Развлечения и наказание
Вик возвращался из школы. Небо сегодня было по-осеннему хмурым, тучи – какими-то особенно
мерзопакостными. Порывы холодного ветра дергали за одежду. Мальчик сунул руки в карманы и
нахохлился, поднимая плечи. Было еще не холодно, вернее, холод не ощущался, но словно бы…
присутствовал рядом. Казалось, что холодно и неуютно.
Дома никто не ждал. Родители уехали в запоздалый отпуск, радуясь хорошим скидкам у
отельеров Болгарии. Вик знал, что его с собой брать не планируют, но на всякий случай
демонстративно дулся – чтобы мама с папой не успели сообразить, как он рад их отъезду и
возможности остаться дома одному.
Нет, родители у него отличные. Но тринадцать – трудный возраст, как любит повторять мама, и в
свои тринадцать Вика тошнило и от семьи, и от школы. Со сверстниками тоже не ладилось –
лучшие друзья внезапно разъехались, а о чем говорить с другими, он не понимал.

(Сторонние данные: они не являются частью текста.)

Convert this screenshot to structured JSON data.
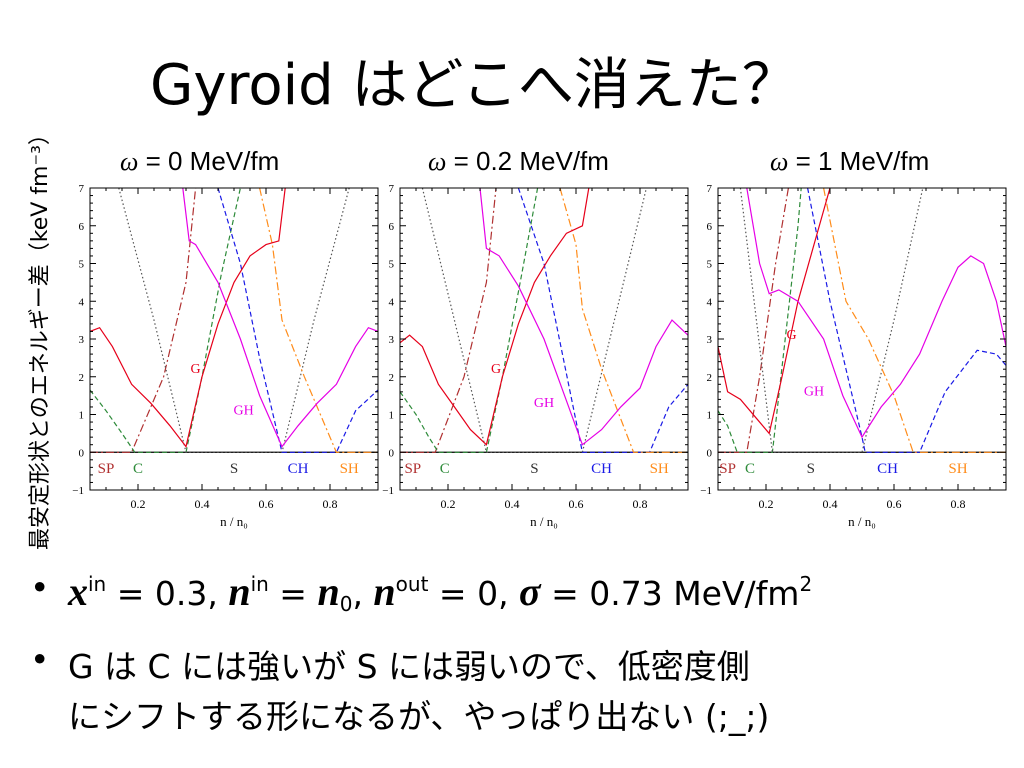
{
  "slide": {
    "title": "Gyroid はどこへ消えた？",
    "ylabel": "最安定形状とのエネルギー差（keV fm⁻³）"
  },
  "bullets": {
    "b1": {
      "x": "x",
      "in1": "in",
      "eq1": " = 0.3, ",
      "n": "n",
      "in2": "in",
      "eq2": " = ",
      "n0": "n",
      "zero_sub": "0",
      "comma": ", ",
      "nout": "n",
      "out": "out",
      "eq3": " = 0, ",
      "sigma": "σ",
      "eq4": " = 0.73 MeV/fm",
      "two": "2"
    },
    "b2": {
      "line1": "G は C には強いが S には弱いので、低密度側",
      "line2": "にシフトする形になるが、やっぱり出ない (;_;)"
    },
    "dot": "•"
  },
  "chart_data": [
    {
      "type": "line",
      "title": "ω = 0 MeV/fm",
      "title_omega": "ω",
      "title_rest": " = 0 MeV/fm",
      "xlabel": "n / n₀",
      "xlim": [
        0.05,
        0.95
      ],
      "ylim": [
        -1,
        7
      ],
      "xticks": [
        "0.2",
        "0.4",
        "0.6",
        "0.8"
      ],
      "yticks": [
        "−1",
        "0",
        "1",
        "2",
        "3",
        "4",
        "5",
        "6",
        "7"
      ],
      "region_labels": [
        {
          "text": "SP",
          "x": 0.1,
          "color": "#b03030"
        },
        {
          "text": "C",
          "x": 0.2,
          "color": "#2e8b3a"
        },
        {
          "text": "S",
          "x": 0.5,
          "color": "#333333"
        },
        {
          "text": "CH",
          "x": 0.7,
          "color": "#1a1ae6"
        },
        {
          "text": "SH",
          "x": 0.86,
          "color": "#ff8c1a"
        }
      ],
      "curve_labels": [
        {
          "text": "G",
          "x": 0.38,
          "y": 2.1,
          "color": "#e6001a"
        },
        {
          "text": "GH",
          "x": 0.53,
          "y": 1.0,
          "color": "#e600e6"
        }
      ],
      "series": [
        {
          "name": "SP",
          "color": "#b03030",
          "dash": "8,3,2,3",
          "points": [
            [
              0.05,
              0
            ],
            [
              0.18,
              0
            ],
            [
              0.28,
              2
            ],
            [
              0.35,
              4.5
            ],
            [
              0.38,
              7
            ]
          ]
        },
        {
          "name": "C",
          "color": "#2e8b3a",
          "dash": "5,3",
          "points": [
            [
              0.05,
              1.65
            ],
            [
              0.1,
              1.1
            ],
            [
              0.15,
              0.5
            ],
            [
              0.19,
              0
            ],
            [
              0.35,
              0
            ],
            [
              0.4,
              2
            ],
            [
              0.46,
              4.7
            ],
            [
              0.52,
              7
            ]
          ]
        },
        {
          "name": "S",
          "color": "#555555",
          "dash": "1.5,2.5",
          "points": [
            [
              0.14,
              7
            ],
            [
              0.25,
              3.5
            ],
            [
              0.35,
              0
            ],
            [
              0.65,
              0
            ],
            [
              0.75,
              3.5
            ],
            [
              0.86,
              7
            ]
          ]
        },
        {
          "name": "CH",
          "color": "#1a1ae6",
          "dash": "5,3",
          "points": [
            [
              0.45,
              7
            ],
            [
              0.52,
              5
            ],
            [
              0.58,
              2.5
            ],
            [
              0.65,
              0
            ],
            [
              0.82,
              0
            ],
            [
              0.88,
              1.1
            ],
            [
              0.95,
              1.65
            ]
          ]
        },
        {
          "name": "SH",
          "color": "#ff8c1a",
          "dash": "8,3,2,3",
          "points": [
            [
              0.58,
              7
            ],
            [
              0.62,
              5.5
            ],
            [
              0.65,
              3.5
            ],
            [
              0.72,
              2
            ],
            [
              0.82,
              0
            ],
            [
              0.95,
              0
            ]
          ]
        },
        {
          "name": "G",
          "color": "#e6001a",
          "dash": "",
          "points": [
            [
              0.05,
              3.2
            ],
            [
              0.08,
              3.3
            ],
            [
              0.12,
              2.8
            ],
            [
              0.18,
              1.8
            ],
            [
              0.24,
              1.3
            ],
            [
              0.3,
              0.7
            ],
            [
              0.35,
              0.15
            ],
            [
              0.4,
              2
            ],
            [
              0.45,
              3.4
            ],
            [
              0.5,
              4.5
            ],
            [
              0.55,
              5.2
            ],
            [
              0.6,
              5.5
            ],
            [
              0.64,
              5.6
            ],
            [
              0.66,
              7
            ]
          ]
        },
        {
          "name": "GH",
          "color": "#e600e6",
          "dash": "",
          "points": [
            [
              0.34,
              7
            ],
            [
              0.36,
              5.6
            ],
            [
              0.38,
              5.5
            ],
            [
              0.45,
              4.5
            ],
            [
              0.52,
              3
            ],
            [
              0.58,
              1.5
            ],
            [
              0.65,
              0.15
            ],
            [
              0.7,
              0.7
            ],
            [
              0.76,
              1.3
            ],
            [
              0.82,
              1.8
            ],
            [
              0.88,
              2.8
            ],
            [
              0.92,
              3.3
            ],
            [
              0.95,
              3.2
            ]
          ]
        }
      ]
    },
    {
      "type": "line",
      "title": "ω = 0.2 MeV/fm",
      "title_omega": "ω",
      "title_rest": " = 0.2 MeV/fm",
      "xlabel": "n / n₀",
      "xlim": [
        0.05,
        0.95
      ],
      "ylim": [
        -1,
        7
      ],
      "xticks": [
        "0.2",
        "0.4",
        "0.6",
        "0.8"
      ],
      "yticks": [
        "−1",
        "0",
        "1",
        "2",
        "3",
        "4",
        "5",
        "6",
        "7"
      ],
      "region_labels": [
        {
          "text": "SP",
          "x": 0.09,
          "color": "#b03030"
        },
        {
          "text": "C",
          "x": 0.19,
          "color": "#2e8b3a"
        },
        {
          "text": "S",
          "x": 0.47,
          "color": "#333333"
        },
        {
          "text": "CH",
          "x": 0.68,
          "color": "#1a1ae6"
        },
        {
          "text": "SH",
          "x": 0.86,
          "color": "#ff8c1a"
        }
      ],
      "curve_labels": [
        {
          "text": "G",
          "x": 0.35,
          "y": 2.1,
          "color": "#e6001a"
        },
        {
          "text": "GH",
          "x": 0.5,
          "y": 1.2,
          "color": "#e600e6"
        }
      ],
      "series": [
        {
          "name": "SP",
          "color": "#b03030",
          "dash": "8,3,2,3",
          "points": [
            [
              0.05,
              0
            ],
            [
              0.16,
              0
            ],
            [
              0.25,
              2
            ],
            [
              0.32,
              4.5
            ],
            [
              0.35,
              7
            ]
          ]
        },
        {
          "name": "C",
          "color": "#2e8b3a",
          "dash": "5,3",
          "points": [
            [
              0.05,
              1.6
            ],
            [
              0.1,
              1
            ],
            [
              0.14,
              0.4
            ],
            [
              0.17,
              0
            ],
            [
              0.32,
              0
            ],
            [
              0.37,
              2
            ],
            [
              0.43,
              4.7
            ],
            [
              0.48,
              7
            ]
          ]
        },
        {
          "name": "S",
          "color": "#555555",
          "dash": "1.5,2.5",
          "points": [
            [
              0.12,
              7
            ],
            [
              0.22,
              3.5
            ],
            [
              0.32,
              0
            ],
            [
              0.62,
              0
            ],
            [
              0.72,
              3.5
            ],
            [
              0.82,
              7
            ]
          ]
        },
        {
          "name": "CH",
          "color": "#1a1ae6",
          "dash": "5,3",
          "points": [
            [
              0.42,
              7
            ],
            [
              0.5,
              5
            ],
            [
              0.56,
              2.5
            ],
            [
              0.62,
              0
            ],
            [
              0.83,
              0
            ],
            [
              0.89,
              1.2
            ],
            [
              0.95,
              1.8
            ]
          ]
        },
        {
          "name": "SH",
          "color": "#ff8c1a",
          "dash": "8,3,2,3",
          "points": [
            [
              0.55,
              7
            ],
            [
              0.6,
              5.5
            ],
            [
              0.62,
              3.8
            ],
            [
              0.68,
              2.2
            ],
            [
              0.78,
              0
            ],
            [
              0.95,
              0
            ]
          ]
        },
        {
          "name": "G",
          "color": "#e6001a",
          "dash": "",
          "points": [
            [
              0.05,
              2.9
            ],
            [
              0.08,
              3.1
            ],
            [
              0.12,
              2.8
            ],
            [
              0.17,
              1.8
            ],
            [
              0.22,
              1.2
            ],
            [
              0.27,
              0.6
            ],
            [
              0.32,
              0.2
            ],
            [
              0.37,
              2
            ],
            [
              0.42,
              3.4
            ],
            [
              0.47,
              4.5
            ],
            [
              0.52,
              5.2
            ],
            [
              0.57,
              5.8
            ],
            [
              0.62,
              6
            ],
            [
              0.64,
              7
            ]
          ]
        },
        {
          "name": "GH",
          "color": "#e600e6",
          "dash": "",
          "points": [
            [
              0.3,
              7
            ],
            [
              0.32,
              5.4
            ],
            [
              0.36,
              5.2
            ],
            [
              0.42,
              4.4
            ],
            [
              0.5,
              3
            ],
            [
              0.56,
              1.6
            ],
            [
              0.62,
              0.2
            ],
            [
              0.68,
              0.6
            ],
            [
              0.74,
              1.2
            ],
            [
              0.8,
              1.7
            ],
            [
              0.85,
              2.8
            ],
            [
              0.9,
              3.5
            ],
            [
              0.95,
              3.1
            ]
          ]
        }
      ]
    },
    {
      "type": "line",
      "title": "ω = 1 MeV/fm",
      "title_omega": "ω",
      "title_rest": " = 1 MeV/fm",
      "xlabel": "n / n₀",
      "xlim": [
        0.05,
        0.95
      ],
      "ylim": [
        -1,
        7
      ],
      "xticks": [
        "0.2",
        "0.4",
        "0.6",
        "0.8"
      ],
      "yticks": [
        "−1",
        "0",
        "1",
        "2",
        "3",
        "4",
        "5",
        "6",
        "7"
      ],
      "region_labels": [
        {
          "text": "SP",
          "x": 0.08,
          "color": "#b03030"
        },
        {
          "text": "C",
          "x": 0.15,
          "color": "#2e8b3a"
        },
        {
          "text": "S",
          "x": 0.34,
          "color": "#333333"
        },
        {
          "text": "CH",
          "x": 0.58,
          "color": "#1a1ae6"
        },
        {
          "text": "SH",
          "x": 0.8,
          "color": "#ff8c1a"
        }
      ],
      "curve_labels": [
        {
          "text": "G",
          "x": 0.28,
          "y": 3.0,
          "color": "#e6001a"
        },
        {
          "text": "GH",
          "x": 0.35,
          "y": 1.5,
          "color": "#e600e6"
        }
      ],
      "series": [
        {
          "name": "SP",
          "color": "#b03030",
          "dash": "8,3,2,3",
          "points": [
            [
              0.05,
              0
            ],
            [
              0.14,
              0
            ],
            [
              0.18,
              2
            ],
            [
              0.23,
              5
            ],
            [
              0.27,
              7
            ]
          ]
        },
        {
          "name": "C",
          "color": "#2e8b3a",
          "dash": "5,3",
          "points": [
            [
              0.05,
              1.1
            ],
            [
              0.08,
              0.7
            ],
            [
              0.11,
              0
            ],
            [
              0.22,
              0
            ],
            [
              0.26,
              3
            ],
            [
              0.3,
              6
            ],
            [
              0.31,
              7
            ]
          ]
        },
        {
          "name": "S",
          "color": "#555555",
          "dash": "1.5,2.5",
          "points": [
            [
              0.12,
              7
            ],
            [
              0.17,
              3.5
            ],
            [
              0.22,
              0
            ],
            [
              0.5,
              0
            ],
            [
              0.6,
              3.5
            ],
            [
              0.69,
              7
            ]
          ]
        },
        {
          "name": "CH",
          "color": "#1a1ae6",
          "dash": "5,3",
          "points": [
            [
              0.33,
              7
            ],
            [
              0.4,
              4
            ],
            [
              0.5,
              0.4
            ],
            [
              0.51,
              0
            ],
            [
              0.68,
              0
            ],
            [
              0.76,
              1.6
            ],
            [
              0.86,
              2.7
            ],
            [
              0.92,
              2.6
            ],
            [
              0.95,
              2.3
            ]
          ]
        },
        {
          "name": "SH",
          "color": "#ff8c1a",
          "dash": "8,3,2,3",
          "points": [
            [
              0.38,
              7
            ],
            [
              0.45,
              4
            ],
            [
              0.52,
              3
            ],
            [
              0.6,
              1.5
            ],
            [
              0.66,
              0
            ],
            [
              0.95,
              0
            ]
          ]
        },
        {
          "name": "G",
          "color": "#e6001a",
          "dash": "",
          "points": [
            [
              0.05,
              2.8
            ],
            [
              0.08,
              1.6
            ],
            [
              0.12,
              1.4
            ],
            [
              0.17,
              0.9
            ],
            [
              0.21,
              0.5
            ],
            [
              0.25,
              2
            ],
            [
              0.3,
              4
            ],
            [
              0.35,
              5.5
            ],
            [
              0.4,
              7
            ]
          ]
        },
        {
          "name": "GH",
          "color": "#e600e6",
          "dash": "",
          "points": [
            [
              0.14,
              7
            ],
            [
              0.18,
              5
            ],
            [
              0.21,
              4.2
            ],
            [
              0.24,
              4.3
            ],
            [
              0.3,
              4
            ],
            [
              0.38,
              3
            ],
            [
              0.44,
              1.5
            ],
            [
              0.5,
              0.4
            ],
            [
              0.56,
              1.2
            ],
            [
              0.62,
              1.8
            ],
            [
              0.68,
              2.6
            ],
            [
              0.75,
              4
            ],
            [
              0.8,
              4.9
            ],
            [
              0.84,
              5.2
            ],
            [
              0.88,
              5
            ],
            [
              0.92,
              4
            ],
            [
              0.95,
              2.8
            ]
          ]
        }
      ]
    }
  ]
}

Мама говорила, что все сложности закончатся с переходным периодом, который нужно просто
перетерпеть. Папа подмигивал Вику из-за ее спины – он-то знал, что у мужчин не всегда
заканчивается переходный период.
Вик вспомнил, что дома снова кончился хлеб, досадливо нахмурился и свернул в сторону, выходя
на задворки. Здесь замерла покинутая стройка – вырыли котлован, завезли бетонные блоки и
какие-то арматуры, да так и бросили – родители на кухне шептались, что застройщик сбежал с
выделенными деньгами. Котлован облюбовали дети, а вечером – шушера постарше. Мама все
время просила не ходить здесь, но сейчас далеко не вечер.
В котловане визжала детвора, среди пятилеток виднелись и более рослые фигуры. Вик
поморщился – ему не нравились подрастающие соседские отпрыски. Впрочем, ему сейчас вообще
никто не нравился, независимо от возраста и пола.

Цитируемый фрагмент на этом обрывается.